Students awarded Graduate Research Fellowships

Ph.D. students recognized by National Science Foundation two years running

Philip Salvaggio and Erika Mesh

Two graduate students at Rochester Institute of Technology have been awarded Graduate Research Fellowships from the National Science Foundation for their research in the fields of science and engineering—an honor that, according to RIT graduate dean Hector Flores, is mathematically significant.

“Earning Graduate Research Fellowships from the National Science Foundation two years in a row is a significant accomplishment,” says Flores. “The national average for institutions being awarded these honors consecutively is about 15 percent. RIT’s rate of success is 40 percent, which is a testament to the excellence of our doctoral researchers-in-training.”

Erika Mesh, a doctoral student studying computing and information sciences in RIT’s B. Thomas Golisano College of Computing and Information Sciences, primarily researches software engineering process improvement for computational software engineering domains. Other research interests include program comprehension, software engineering knowledge management and artificial intelligence as it relates to automated reasoning and decision making for software engineering tasks.

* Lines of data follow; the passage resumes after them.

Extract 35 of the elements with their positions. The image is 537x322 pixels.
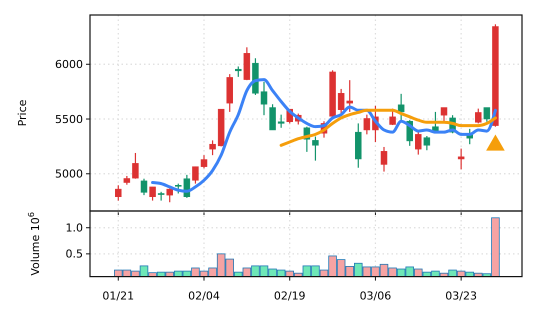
candlestick	[458, 148, 464, 170]
candlestick	[475, 108, 482, 124]
x-tick-label: 02/04	[188, 290, 220, 303]
candlestick	[235, 66, 242, 78]
candlestick	[312, 136, 319, 162]
candlestick	[140, 178, 148, 196]
candlestick	[338, 88, 344, 116]
candlestick	[398, 93, 404, 122]
x-tick-label: 03/23	[445, 290, 477, 303]
candlestick	[389, 108, 396, 126]
candlestick	[364, 114, 370, 135]
x-tick-label: 03/06	[360, 290, 392, 303]
y-tick-label: 6000	[55, 58, 83, 72]
x-tick-label: 01/21	[102, 290, 134, 303]
y-tick-label: 1.0	[66, 222, 83, 235]
y-tick-label: 5500	[55, 112, 83, 126]
candlestick	[149, 186, 156, 202]
candlestick	[166, 188, 173, 203]
y-tick-label: 0.5	[66, 248, 83, 261]
candlestick	[440, 106, 448, 122]
x-tick-label: 02/19	[274, 290, 306, 303]
y-axis-title: Price	[16, 99, 29, 126]
candlestick	[424, 135, 430, 151]
candlestick	[380, 146, 388, 172]
candlestick	[175, 183, 182, 194]
candlestick	[269, 104, 276, 131]
candlestick	[415, 131, 422, 156]
candlestick	[278, 114, 284, 128]
candlestick	[346, 80, 353, 113]
candlestick	[209, 140, 216, 156]
candlestick	[132, 152, 139, 180]
y-tick-label: 5000	[55, 168, 83, 181]
line-series	[280, 108, 497, 147]
candlestick	[484, 106, 490, 122]
candlestick	[115, 184, 122, 202]
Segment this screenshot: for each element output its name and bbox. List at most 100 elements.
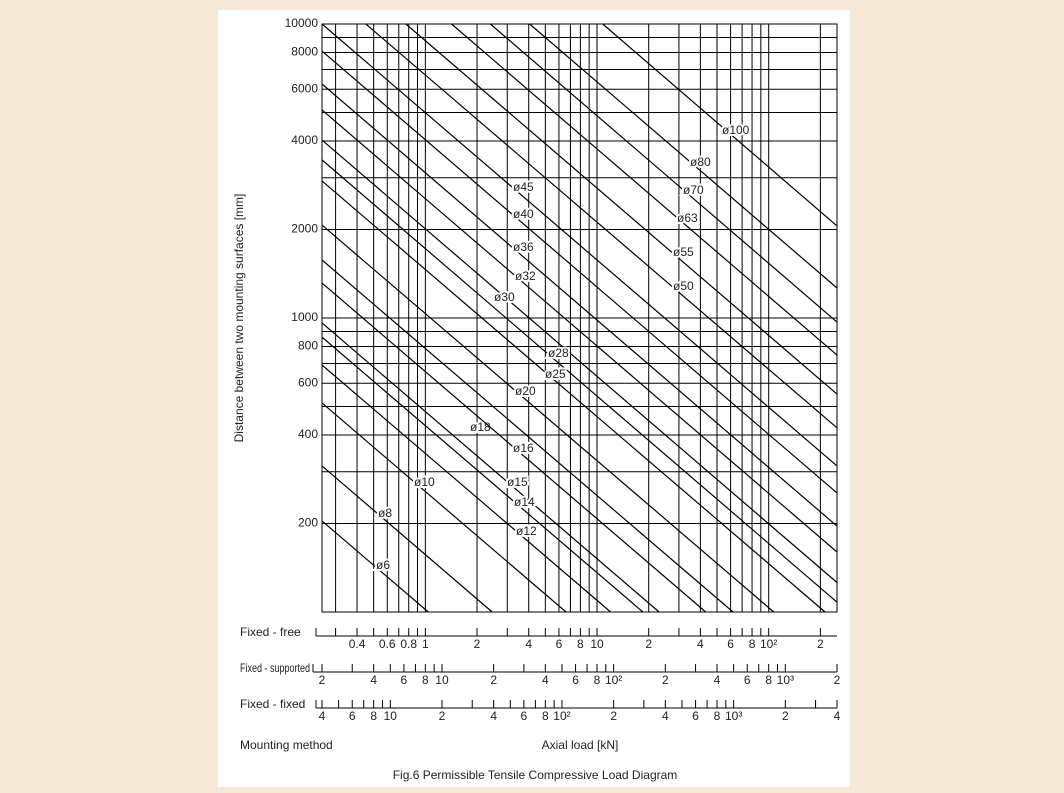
series-line (321, 336, 644, 613)
series-line (321, 83, 838, 527)
x-tick-label: 2 (817, 637, 824, 651)
x-tick-label: 6 (692, 709, 699, 723)
series-line (451, 23, 838, 356)
series-line (321, 139, 838, 583)
series-label: ø80 (690, 155, 711, 169)
x-tick-label: 2 (834, 673, 841, 687)
series-line (321, 109, 838, 553)
x-tick-label: 4 (370, 673, 377, 687)
scale-name: Fixed - supported (240, 661, 310, 675)
x-tick-label: 6 (572, 673, 579, 687)
x-tick-label: 2 (319, 673, 326, 687)
x-tick-label: 6 (349, 709, 356, 723)
series-label: ø10 (414, 475, 435, 489)
series-line (405, 23, 838, 395)
series-label: ø20 (515, 384, 536, 398)
series-label: ø32 (515, 269, 536, 283)
series-label: ø18 (470, 420, 491, 434)
x-tick-label: 10 (384, 709, 398, 723)
y-tick-label: 2000 (291, 222, 318, 236)
x-tick-label: 2 (782, 709, 789, 723)
series-line (321, 282, 707, 613)
series-label: ø63 (677, 211, 698, 225)
x-tick-label: 6 (521, 709, 528, 723)
series-line (321, 50, 838, 494)
scale-name: Fixed - fixed (240, 697, 305, 711)
series-line (321, 364, 612, 613)
x-tick-label: 4 (542, 673, 549, 687)
y-tick-label: 1000 (291, 310, 318, 324)
y-tick-label: 4000 (291, 133, 318, 147)
x-tick-label: 8 (765, 673, 772, 687)
series-label: ø6 (376, 558, 390, 572)
x-tick-label: 10 (435, 673, 449, 687)
x-tick-label: 6 (744, 673, 751, 687)
series-line (321, 465, 493, 613)
x-tick-label: 6 (556, 637, 563, 651)
x-tick-label: 8 (370, 709, 377, 723)
x-tick-label: 4 (490, 709, 497, 723)
x-tick-label: 4 (697, 637, 704, 651)
x-tick-label: 10² (605, 673, 622, 687)
x-tick-label: 2 (662, 673, 669, 687)
x-tick-label: 4 (319, 709, 326, 723)
x-tick-label: 10² (760, 637, 777, 651)
x-tick-label: 8 (714, 709, 721, 723)
series-line (365, 23, 838, 429)
series-line (321, 520, 429, 613)
series-label: ø36 (513, 240, 534, 254)
y-tick-label: 10000 (285, 16, 319, 30)
series-line (602, 23, 838, 227)
series-line (321, 259, 734, 613)
x-tick-label: 6 (401, 673, 408, 687)
series-line (489, 23, 838, 323)
y-tick-label: 400 (298, 427, 318, 441)
x-tick-label: 2 (490, 673, 497, 687)
x-tick-label: 4 (714, 673, 721, 687)
series-label: ø16 (513, 441, 534, 455)
mounting-label: Mounting method (240, 738, 333, 752)
x-tick-label: 10³ (777, 673, 794, 687)
x-tick-label: 1 (422, 637, 429, 651)
x-tick-label: 2 (474, 637, 481, 651)
series-label: ø8 (378, 506, 392, 520)
x-tick-label: 10 (590, 637, 604, 651)
y-tick-label: 8000 (291, 45, 318, 59)
x-tick-label: 4 (662, 709, 669, 723)
y-tick-label: 200 (298, 516, 318, 530)
y-tick-label: 6000 (291, 81, 318, 95)
scale-name: Fixed - free (240, 625, 301, 639)
x-tick-label: 0.8 (400, 637, 417, 651)
series-label: ø50 (673, 279, 694, 293)
panel (218, 10, 850, 787)
series-line (529, 23, 838, 289)
x-tick-label: 4 (834, 709, 841, 723)
series-line (321, 322, 660, 613)
series-label: ø45 (513, 180, 534, 194)
x-tick-label: 8 (749, 637, 756, 651)
series-label: ø14 (514, 495, 535, 509)
y-axis-label: Distance between two mounting surfaces [… (232, 194, 246, 443)
series-label: ø70 (683, 183, 704, 197)
x-tick-label: 8 (594, 673, 601, 687)
series-label: ø40 (513, 207, 534, 221)
series-line (321, 23, 838, 467)
series-label: ø30 (494, 290, 515, 304)
series-line (321, 180, 826, 613)
series-line (321, 402, 567, 613)
x-tick-label: 2 (610, 709, 617, 723)
x-tick-label: 8 (542, 709, 549, 723)
series-label: ø100 (722, 123, 750, 137)
series-label: ø15 (507, 475, 528, 489)
series-label: ø55 (673, 245, 694, 259)
series-line (321, 159, 838, 603)
x-tick-label: 8 (422, 673, 429, 687)
y-tick-label: 600 (298, 375, 318, 389)
x-tick-label: 2 (439, 709, 446, 723)
x-tick-label: 2 (645, 637, 652, 651)
caption: Fig.6 Permissible Tensile Compressive Lo… (393, 768, 678, 782)
plot-frame (321, 23, 838, 613)
x-axis-label: Axial load [kN] (542, 738, 619, 752)
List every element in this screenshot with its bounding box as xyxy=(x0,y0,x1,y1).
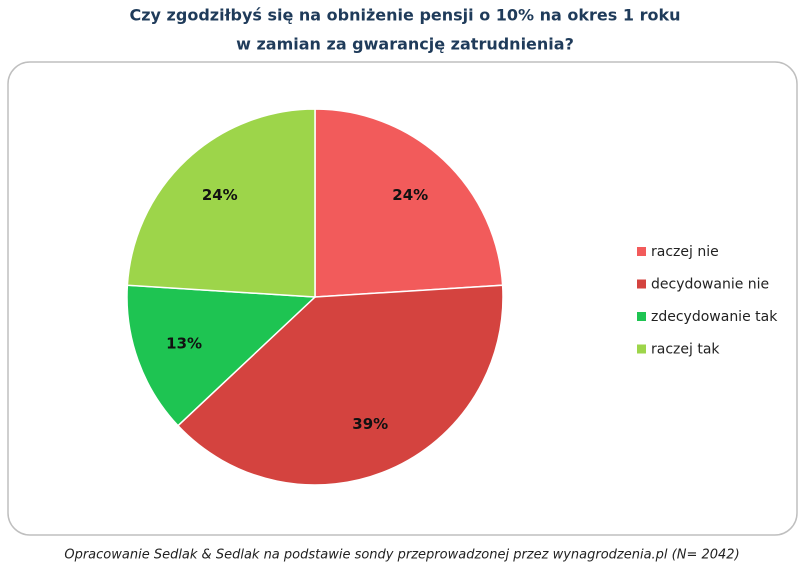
data-label: 24% xyxy=(202,186,238,204)
data-label: 24% xyxy=(392,186,428,204)
legend-label: zdecydowanie tak xyxy=(651,309,778,325)
legend-swatch xyxy=(637,344,646,354)
source-note: Opracowanie Sedlak & Sedlak na podstawie… xyxy=(64,548,739,563)
pie-slice xyxy=(314,108,504,298)
pie-slice xyxy=(126,284,317,427)
pie-slice xyxy=(176,284,504,486)
legend-swatch xyxy=(637,247,646,256)
data-label: 13% xyxy=(166,335,202,353)
legend-swatch xyxy=(637,312,646,321)
legend-label: raczej tak xyxy=(651,342,720,358)
legend-label: decydowanie nie xyxy=(651,277,769,293)
pie-slice xyxy=(126,108,316,298)
chart-title: w zamian za gwarancję zatrudnienia? xyxy=(236,35,574,54)
legend-swatch xyxy=(637,279,646,289)
legend-label: raczej nie xyxy=(651,244,719,260)
chart-title: Czy zgodziłbyś się na obniżenie pensji o… xyxy=(130,6,681,25)
data-label: 39% xyxy=(352,415,388,433)
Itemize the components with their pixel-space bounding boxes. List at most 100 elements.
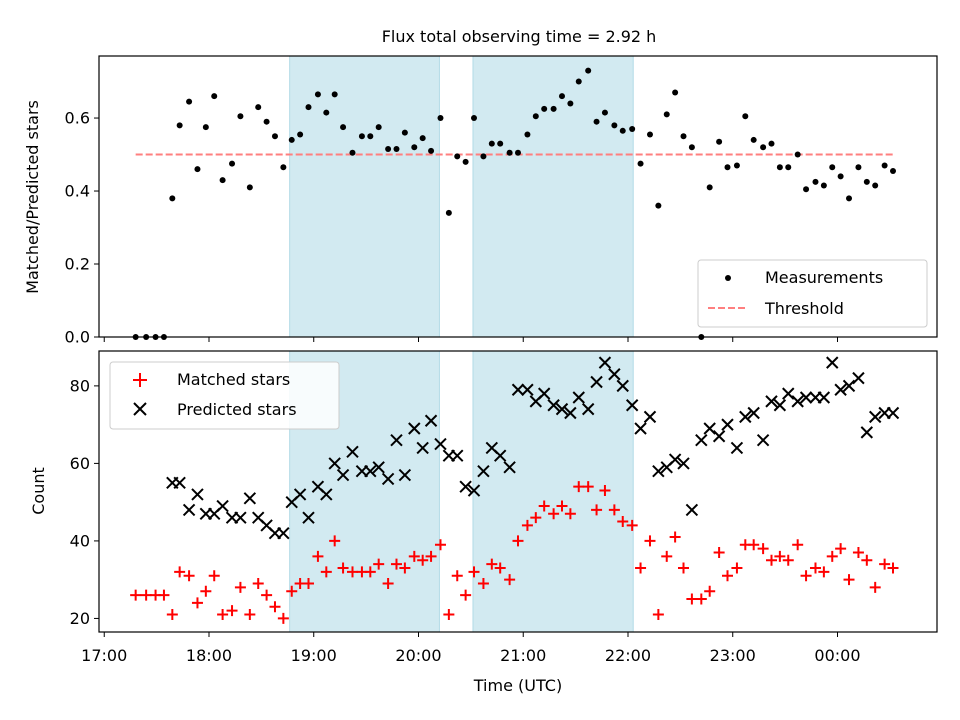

Mesh, from Rochester, N.Y., earned her bachelor’s and master’s degrees in software engineering at RIT, is a graduate research assistant with RIT’s Laboratory for Environmental Computing and Decision Making, and is an active member of RIT’s Graduate Student Advisory Committee. She also presented the co-authored paper “Scientific Software Process Improvement Decisions: A Proposed Research Strategy” at the International Conference on Software Engineering.

“I am thrilled to have been awarded a fellowship and am very honored that the NSF reviewers believed in my vision for myself and the future of scientific software,” Mesh says. “It’s an amazing program with a real vision for advancing high-level research in this country.”

Philip Salvaggio, an imaging science graduate student in RIT’s Chester F. Carlson Center for Imaging Science, is going to be studying the computer modeling of complex and novel optical systems, such as sparse optical systems. His main research experiences as an undergraduate have been focused on remote sensing and image processing.

Salvaggio, also from Rochester, N.Y., earned his bachelor’s degrees in imaging science and computer science from RIT and is also a past recipient of the Abraham Anson Memorial Scholarship and the Central New York Student of the Year Award from the American Society for Photogrammetry and Remote Sensing; the Fitz Scholarship from RIT’s Chester F. Carlson Center for Imaging Science; and RIT’s Outstanding Undergraduate Scholar Award. He has spoken at national conferences and has co-written several publications related to remote sensing.

“Erika and Philip will undoubtedly use their talents to mentor future students while contributing to building and maintaining an already vibrant research community at RIT,” adds Flores.

According to the National Science Foundation, the Graduate Research Fellowship Program recognizes and supports outstanding graduate students in NSF-supported science, technology, engineering and mathematics disciplines who are pursuing research-based master’s and doctoral degrees at accredited United States institutions. Fellows benefit from a three-year annual stipend of $30,000 along with a $10,500 cost of education allowance for tuition and fees, opportunities for international research and professional development, and the freedom to conduct their own research at any accredited U.S. institution of graduate education they choose.

The graduate fellowship is the oldest of its kind and former recipients have included Nobel Prize winners, former U.S. Secretary of Energy Steven Chu and Google co-founder Sergey Brin.